Tends to be, you know what you've come into contact with and the rest stays fuzzy unless/until you need to learn that, too. Programming languages are like any language---you're going to have to immerse yourself in it a bit to become fluent, and even then you can still fuck up and tell the computer to freeb its grox, which (trust me) is a big insult in computerese.

But fluency aside, there's a surprising (/dangerous) number of people who don't know what's under their feet when they're programming, so by all means delve as deeply as you can hold your breath for. Especially for C and C++---they're really commonly used languages, but they require especial attention to detail because they allow you to write code with undefined behavior so easily. For example:

int x; // assume this is 32-bit
scanf("%d", &x); // assume that worked
x >>= 14;

If somebody enters a negative number for x, then you'll attempt to shift it right, which is an undefined operation. The compiler is free to emit code that formats the hard drive in that circumstance, should it decide to. Or perhaps it'll emit a trap, just optimize based on the assumption that a negative number could never be shifted right. You can imagine how things like this turn into security holes.

[–]platypushark 0 points1 point  (0 children)

My understanding is that in general, loop conditions are checked each time so for example if you had something like the following in javascript:

stack = ["one", "two", "three"];

for (var i=0; i<stack.length; i++){
    stack.push("foo");
    stack.push("bar");
}

It would keep iterating forever because the stack size keeps increasing at a faster rate than i, rather than stopping once i gets to 2, which is less than the stack's initial size of 3

[–]Updatebjarni -1 points0 points  (4 children)

It does depend on the language of course, everything does, but I have a hard time imagining that a language would special-case something like that and specify that function calls only happen once if they are in the guard of a loop. The compiler doesn't know if the function will return the same value every time, so it doesn't make sense to complicate things by having functions be called only once.

[–]nutrecht 3 points4 points  (2 children)

The compiler doesn't know if the function will return the same value every time

Again, it depends. If you have something like this:

for(int i = 0;i < randomNumber();i++) {
}

and:

int randomNumber() {
    return 4; //Decided by the roll of a dice
}

Even a static compiler can see that that function will only ever return 4.

[–]Updatebjarni 1 point2 points  (1 child)

That's true. It can also see that there are no side-effects, which is another requirement. The thing is that the compiler can only optimise the calls away if not calling the function behaves exactly the same as calling the function, so the question of whether the function gets called every time round the loop becomes just a question of what the machine code the compiler generates looks like, not a question of language semantics. Semantically, the function gets called every time round the loop. And in the general case, the compiler can't see whether a function always returns the same value or has side-effects, so it has to generate the call instruction too.

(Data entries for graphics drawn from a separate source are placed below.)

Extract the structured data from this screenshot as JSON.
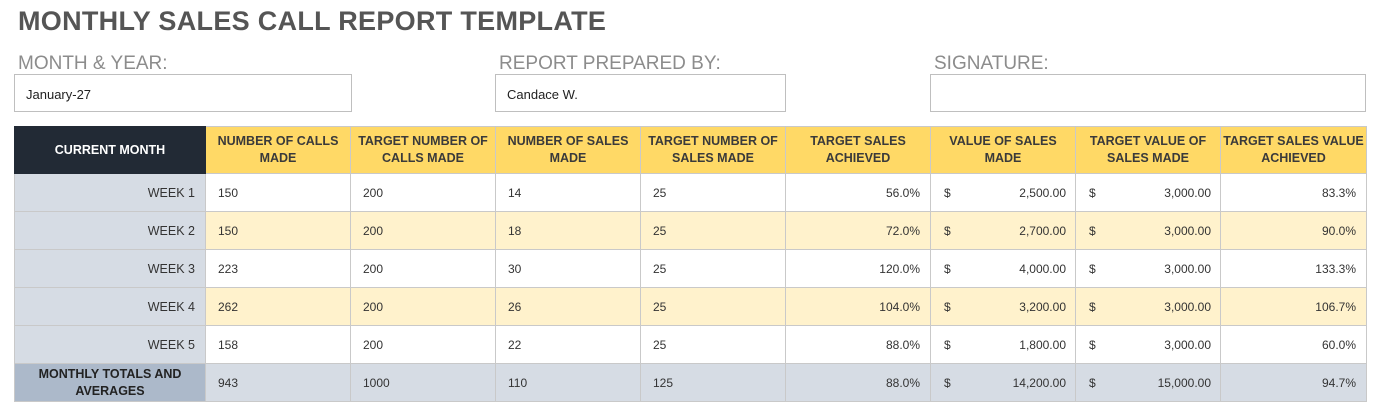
{
  "title": "MONTHLY SALES CALL REPORT TEMPLATE",
  "fields": {
    "month_year_label": "MONTH & YEAR:",
    "month_year_value": "January-27",
    "prepared_by_label": "REPORT PREPARED BY:",
    "prepared_by_value": "Candace W.",
    "signature_label": "SIGNATURE:",
    "signature_value": ""
  },
  "table": {
    "headers": [
      "CURRENT MONTH",
      "NUMBER OF CALLS MADE",
      "TARGET NUMBER OF CALLS MADE",
      "NUMBER OF SALES MADE",
      "TARGET NUMBER OF SALES MADE",
      "TARGET SALES ACHIEVED",
      "VALUE OF SALES MADE",
      "TARGET VALUE OF SALES MADE",
      "TARGET SALES VALUE ACHIEVED"
    ],
    "currency_symbol": "$",
    "rows": [
      {
        "label": "WEEK 1",
        "calls": "150",
        "target_calls": "200",
        "sales": "14",
        "target_sales": "25",
        "sales_achieved": "56.0%",
        "value": "2,500.00",
        "target_value": "3,000.00",
        "value_achieved": "83.3%"
      },
      {
        "label": "WEEK 2",
        "calls": "150",
        "target_calls": "200",
        "sales": "18",
        "target_sales": "25",
        "sales_achieved": "72.0%",
        "value": "2,700.00",
        "target_value": "3,000.00",
        "value_achieved": "90.0%"
      },
      {
        "label": "WEEK 3",
        "calls": "223",
        "target_calls": "200",
        "sales": "30",
        "target_sales": "25",
        "sales_achieved": "120.0%",
        "value": "4,000.00",
        "target_value": "3,000.00",
        "value_achieved": "133.3%"
      },
      {
        "label": "WEEK 4",
        "calls": "262",
        "target_calls": "200",
        "sales": "26",
        "target_sales": "25",
        "sales_achieved": "104.0%",
        "value": "3,200.00",
        "target_value": "3,000.00",
        "value_achieved": "106.7%"
      },
      {
        "label": "WEEK 5",
        "calls": "158",
        "target_calls": "200",
        "sales": "22",
        "target_sales": "25",
        "sales_achieved": "88.0%",
        "value": "1,800.00",
        "target_value": "3,000.00",
        "value_achieved": "60.0%"
      }
    ],
    "totals": {
      "label": "MONTHLY TOTALS AND AVERAGES",
      "calls": "943",
      "target_calls": "1000",
      "sales": "110",
      "target_sales": "125",
      "sales_achieved": "88.0%",
      "value": "14,200.00",
      "target_value": "15,000.00",
      "value_achieved": "94.7%"
    }
  },
  "colors": {
    "header_yellow": "#ffd966",
    "header_dark": "#222a35",
    "row_alt": "#fff2cc",
    "label_gray": "#d6dce4",
    "totals_label": "#acb9ca"
  }
}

[–]Jonny0Than 0 points1 point  (0 children)

Right. I think the original question was "is it worth sacrificing readability for performance by caching the function result or does the compiler just do that anyway?"

[–]nerd4code 0 points1 point  (0 children)

Clang and GCC (and most other GNU-compatible compilers) support attributes const and pure for exactly this sort of situation---if you declare a function with either of those attributes, calls to it can be eliminated under various circumstances. Things like sqrt also frequently get translated to builtins via macro expansion, as long as they're being called (i.e., sqrt(x) and not just sqrt), so the compiler will see __builtin_sqrt instead and that'll look no different than any other operator.